In 2016, Dana Rohrabacher flew to Moscow for a meeting with Russia’s deputy general prosecutor. We he returned to D.C., the California Republican lobbied to take an expanded version of the Magnitsky Act, a bipartisan law that allows the US to sanction Russan human rights offenders, OFF the congressional agenda. The bill was named in honor of Sergei Magnitsky, Browder’s lawyer, who died in 2009 in a Moscow prison. (Browder successfully lobbied Congress to pass the Magnitsky Act in 2012.)
Rohrabacher also returned from Russia with a propaganda film he screened for colleagues in his office.
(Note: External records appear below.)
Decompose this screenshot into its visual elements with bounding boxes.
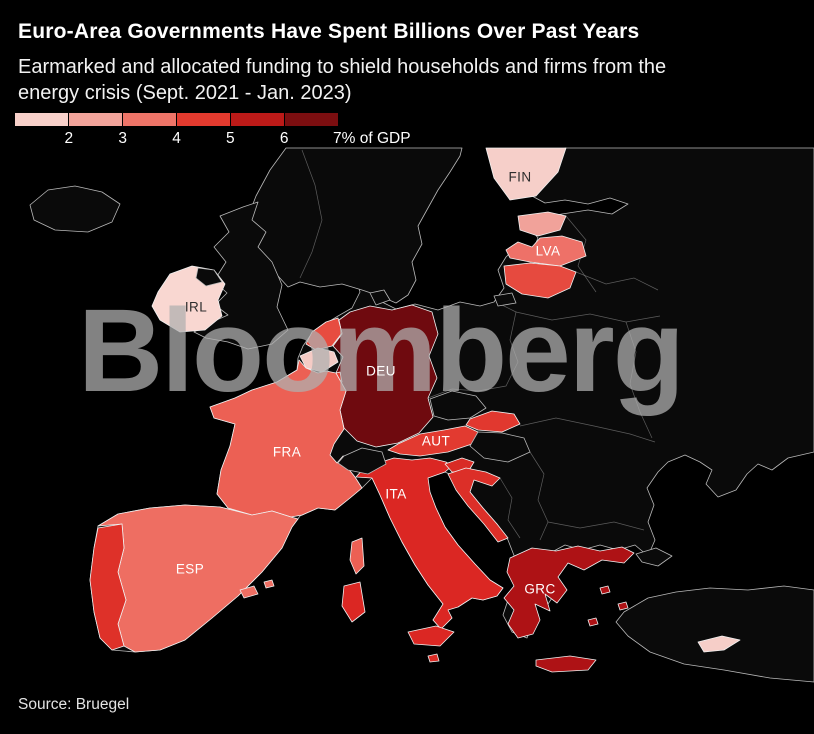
chart-subtitle-line-2: energy crisis (Sept. 2021 - Jan. 2023) [18,82,352,105]
border-line [427,301,519,399]
country-netherlands [305,317,343,351]
chart-subtitle-line-1: Earmarked and allocated funding to shiel… [18,56,667,78]
legend-label: 6 [279,130,289,147]
border-line [299,149,323,279]
border-line [515,311,661,323]
color-scale-legend: 2 3 4 5 6 7% of GDP [15,113,445,148]
legend-label: 2 [64,130,74,147]
non-euro-enclaves [195,267,531,475]
country-cyprus [697,635,741,653]
country-portugal [89,523,127,651]
country-finland [485,147,567,201]
legend-segment [69,113,123,126]
legend-label: 4 [172,130,181,147]
country-slovakia [465,410,521,433]
country-lithuania [503,262,577,299]
legend-segment [177,113,231,126]
border-line [625,321,653,439]
source-note: Source: Bruegel [18,696,130,713]
legend-labels: 2 3 4 5 6 7% of GDP [15,126,445,148]
island-balearic-2 [263,579,275,589]
island-crete [535,655,597,673]
legend-label: 7% of GDP [333,130,411,147]
chart-subtitle: Earmarked and allocated funding to shiel… [18,54,793,107]
border-line [575,271,659,291]
island-aegean-1 [599,585,611,595]
border-line [519,417,656,443]
border-line [529,451,549,541]
island-aegean-3 [587,617,599,627]
border-line [547,521,645,531]
legend-segment [15,113,69,126]
country-malta [427,653,440,663]
country-croatia [447,467,509,543]
denmark-islands [369,289,391,306]
northern-ireland [195,267,223,287]
country-estonia [517,211,567,237]
border-line [499,477,521,539]
legend-label: 3 [118,130,127,147]
country-greece [503,545,635,639]
kaliningrad [493,292,517,307]
turkey [615,585,814,683]
great-britain [193,201,289,350]
legend-bar [15,113,338,126]
euro-area-countries [89,147,741,673]
legend-label: 5 [226,130,235,147]
island-sicily [407,625,455,647]
czechia [429,390,487,421]
island-sardinia [341,581,366,623]
island-corsica [349,537,365,575]
hungary [469,431,531,463]
country-spain [97,504,299,653]
bloomberg-watermark: Bloomberg [78,285,685,417]
country-latvia [505,235,587,267]
legend-segment [123,113,177,126]
island-balearic-1 [239,585,259,599]
legend-segment [285,113,338,126]
switzerland [337,447,387,475]
country-france [209,359,363,518]
turkey-thrace [635,547,673,567]
island-aegean-2 [617,601,629,611]
country-germany [332,304,439,448]
legend-segment [231,113,285,126]
country-italy [355,457,504,630]
chart-title: Euro-Area Governments Have Spent Billion… [18,20,640,43]
iceland [29,185,121,233]
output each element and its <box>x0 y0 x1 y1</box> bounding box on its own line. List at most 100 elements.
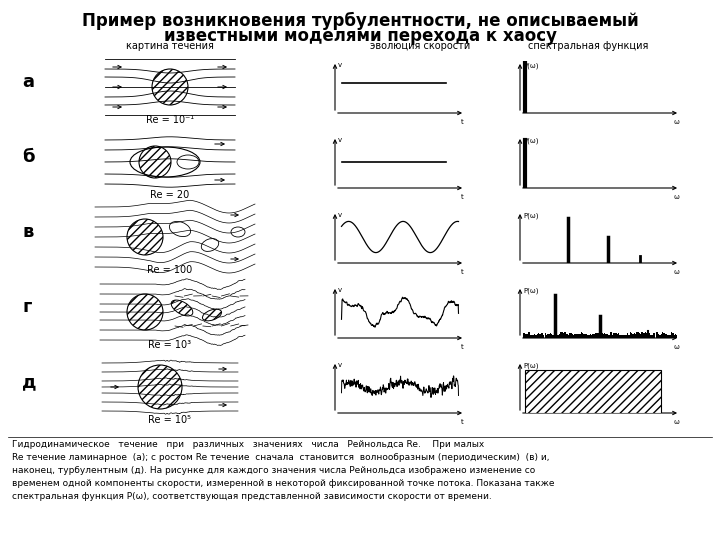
Bar <box>538 333 539 338</box>
Bar <box>639 333 640 338</box>
Bar <box>619 335 621 338</box>
Bar <box>559 334 560 338</box>
Text: t: t <box>461 119 464 125</box>
Bar <box>531 335 533 338</box>
Text: ω: ω <box>674 419 680 425</box>
Bar <box>665 334 666 338</box>
Bar <box>624 335 626 338</box>
Bar <box>525 370 661 413</box>
Bar <box>663 333 665 338</box>
Bar <box>667 335 668 338</box>
Bar <box>622 335 624 338</box>
Bar <box>560 332 562 338</box>
Text: ω: ω <box>674 194 680 200</box>
Bar <box>557 335 559 338</box>
Bar <box>539 334 541 338</box>
Text: Пример возникновения турбулентности, не описываемый: Пример возникновения турбулентности, не … <box>81 12 639 30</box>
Bar <box>635 334 636 338</box>
Text: v: v <box>338 137 342 143</box>
Text: t: t <box>461 194 464 200</box>
Bar <box>562 333 564 338</box>
Text: спектральная функция: спектральная функция <box>528 41 648 51</box>
Bar <box>632 334 634 338</box>
Bar <box>630 332 631 338</box>
Bar <box>626 335 627 338</box>
Text: P(ω): P(ω) <box>523 362 539 368</box>
Text: ω: ω <box>674 119 680 125</box>
Bar <box>524 333 525 338</box>
Bar <box>583 334 585 338</box>
Bar <box>653 333 654 338</box>
Bar <box>541 333 542 338</box>
Bar <box>568 335 569 338</box>
Bar <box>634 333 635 338</box>
Bar <box>578 334 580 338</box>
Bar <box>616 333 617 338</box>
Text: а: а <box>22 73 34 91</box>
Bar <box>661 334 662 338</box>
Text: Re = 10⁻¹: Re = 10⁻¹ <box>146 115 194 125</box>
Bar <box>546 334 547 338</box>
Bar <box>621 335 622 338</box>
Bar <box>657 333 658 338</box>
Bar <box>593 334 595 338</box>
Bar <box>611 335 613 338</box>
Bar <box>547 334 549 338</box>
Bar <box>668 335 670 338</box>
Bar <box>526 334 528 338</box>
Bar <box>645 332 647 338</box>
Bar <box>591 335 593 338</box>
Bar <box>654 333 655 338</box>
Bar <box>529 332 531 338</box>
Bar <box>533 335 534 338</box>
Bar <box>675 334 676 338</box>
Text: v: v <box>338 212 342 218</box>
Bar <box>676 335 678 338</box>
Bar <box>603 334 604 338</box>
Text: Re = 100: Re = 100 <box>148 265 193 275</box>
Text: Re течение ламинарное  (а); с ростом Re течение  сначала  становится  волнообраз: Re течение ламинарное (а); с ростом Re т… <box>12 453 549 462</box>
Bar <box>614 333 616 338</box>
Bar <box>608 335 609 338</box>
Text: P(ω): P(ω) <box>523 287 539 294</box>
Text: v: v <box>338 287 342 293</box>
Bar <box>649 334 650 338</box>
Bar <box>570 334 572 338</box>
Bar <box>564 332 565 338</box>
Bar <box>590 334 591 338</box>
Text: P(ω): P(ω) <box>523 62 539 69</box>
Bar <box>650 335 652 338</box>
Bar <box>543 335 544 338</box>
Bar <box>534 334 536 338</box>
Text: P(ω): P(ω) <box>523 137 539 144</box>
Bar <box>554 334 555 338</box>
Text: известными моделями перехода к хаосу: известными моделями перехода к хаосу <box>163 27 557 45</box>
Text: наконец, турбулентным (д). На рисунке для каждого значения числа Рейнольдса изоб: наконец, турбулентным (д). На рисунке дл… <box>12 466 535 475</box>
Bar <box>565 333 567 338</box>
Text: v: v <box>338 62 342 68</box>
Bar <box>556 334 557 338</box>
Bar <box>599 333 600 338</box>
Text: P(ω): P(ω) <box>523 212 539 219</box>
Bar <box>574 334 575 338</box>
Bar <box>629 335 630 338</box>
Text: картина течения: картина течения <box>126 41 214 51</box>
Text: Гидродинамическое   течение   при   различных   значениях   числа   Рейнольдса R: Гидродинамическое течение при различных … <box>12 440 485 449</box>
Bar <box>613 333 614 338</box>
Bar <box>596 333 598 338</box>
Bar <box>666 334 667 338</box>
Bar <box>573 335 574 338</box>
Text: эволюция скорости: эволюция скорости <box>370 41 470 51</box>
Text: в: в <box>22 223 33 241</box>
Bar <box>544 334 546 338</box>
Bar <box>587 335 588 338</box>
Bar <box>670 335 671 338</box>
Bar <box>631 333 632 338</box>
Text: Re = 20: Re = 20 <box>150 190 189 200</box>
Bar <box>601 333 603 338</box>
Bar <box>618 333 619 338</box>
Bar <box>637 333 639 338</box>
Bar <box>652 335 653 338</box>
Bar <box>577 334 578 338</box>
Bar <box>575 334 577 338</box>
Rohrabacher’s attempt to block the expanded bill failed.
“There is absolutely no reason why any member of Congress would do this … unless there was something else going on,” Browder said. “Somehow the Russians have got damaging information on Dana Rohrabacher, or that they’ve found some way of financing him in such a way that they’ve influenced his behavior.”
Rohrabacher isn’t the only congressman Browder suspects is in Putin’s pocket.
“The other person I am very suspicious about is Rand Paul,” Browder said, noting that the Kentucky Republican senator traveled to Moscow in August and a week later called on Trump to lift sanctions on a pair of Russian lawmakers who are on the so-called Magnitsky list.
“Why would he do that? The people of Kentucky don’t want that to happen,” Browder said. “It makes no sense to me why a U.S. politician under the circumstances right now would be trying to loosen sanctions on Russia.”